The Commission made clear in Accounting Series Release No. 118 (Dec. 23, 1970) and In the Matter of Seaboard Associates Inc., Investment Company Act Release No. 13890 (April 16, 1984) that while fund directors may engage others to assist them to calculate fair values of these securities, they continue to be ultimately responsible to determine fair value in good faith.
The settled order finds that the eight directors failed to satisfy these responsibilities. The directors delegated their fair valuation responsibility to a valuation committee without providing adequate substantive guidance on how fair valuation determinations should be made.
The directors then made no meaningful effort to learn how fair values were being determined. They received only limited information about the factors involved with the funds’ fair value determinations, and obtained almost no information explaining why particular fair values were assigned to portfolio securities. The limited information provided to the directors was particularly problematic because fair valued securities comprised a significant percentage of the funds’ net asset values (NAVs) – in most cases above 60%.

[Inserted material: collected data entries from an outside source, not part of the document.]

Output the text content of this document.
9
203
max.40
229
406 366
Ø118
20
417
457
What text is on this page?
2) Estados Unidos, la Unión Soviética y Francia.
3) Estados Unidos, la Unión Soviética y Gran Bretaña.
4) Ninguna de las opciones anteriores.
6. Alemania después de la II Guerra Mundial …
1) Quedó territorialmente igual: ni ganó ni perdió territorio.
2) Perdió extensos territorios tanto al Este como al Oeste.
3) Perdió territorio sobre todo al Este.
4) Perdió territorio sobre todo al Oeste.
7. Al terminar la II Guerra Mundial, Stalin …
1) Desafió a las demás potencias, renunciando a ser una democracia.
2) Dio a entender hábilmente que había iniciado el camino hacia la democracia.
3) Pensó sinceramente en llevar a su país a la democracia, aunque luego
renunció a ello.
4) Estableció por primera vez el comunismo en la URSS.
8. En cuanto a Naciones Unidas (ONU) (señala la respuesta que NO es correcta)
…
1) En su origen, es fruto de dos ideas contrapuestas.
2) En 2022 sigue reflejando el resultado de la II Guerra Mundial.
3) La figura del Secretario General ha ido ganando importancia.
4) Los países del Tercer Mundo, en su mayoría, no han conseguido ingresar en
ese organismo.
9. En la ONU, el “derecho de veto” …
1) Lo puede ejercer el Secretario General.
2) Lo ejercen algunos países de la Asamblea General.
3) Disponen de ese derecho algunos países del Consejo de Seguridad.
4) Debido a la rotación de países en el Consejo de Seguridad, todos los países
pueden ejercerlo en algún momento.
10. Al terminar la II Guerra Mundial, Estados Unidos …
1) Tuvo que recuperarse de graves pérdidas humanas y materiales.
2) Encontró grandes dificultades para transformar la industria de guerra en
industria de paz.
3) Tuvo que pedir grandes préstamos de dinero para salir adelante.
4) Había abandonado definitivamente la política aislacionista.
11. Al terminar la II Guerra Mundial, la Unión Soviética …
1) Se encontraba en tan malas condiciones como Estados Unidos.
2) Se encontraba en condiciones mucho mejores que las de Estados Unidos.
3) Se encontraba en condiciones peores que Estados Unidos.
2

Reasonable Procedures Were Not Used
The settled order finds that the valuation committee to whom the directors delegated the fair valuation responsibilities did not utilize reasonable procedures and often allowed the portfolio manager to arbitrarily set values. As a result, the settled order finds that the funds overstated the value of their securities as the housing market was on the brink of financial crisis in 2007. The SEC and other regulators previously charged Morgan Keegan and others, and the firms later agreed to pay $200 million to settle charges related to that conduct.
The eight fund directors named are:
- J. Kenneth Alderman, W. Randall Pittman and Mary S. Stone of Birmingham, Alabama
- Jack R. Blair and James Stillman R. McFadden of Germantown, Tennessee
- Albert C. Johnson of Hoover, Alabama
- Allen B. Morgan Jr. and Archie W. Willis III of Memphis
The settled order finds that the directors caused the funds’ violations of Rule 38a-1 under the Investment Company Act of 1940, which requires funds to adopt and implement written policies and procedures reasonably designed to prevent violation of the federal securities laws. The directors are also ordered to cease and desist from committing or causing any violations and any future violations of that rule. The directors consented to the entry of the settled order without admitting or denying any of the findings, except as to jurisdiction.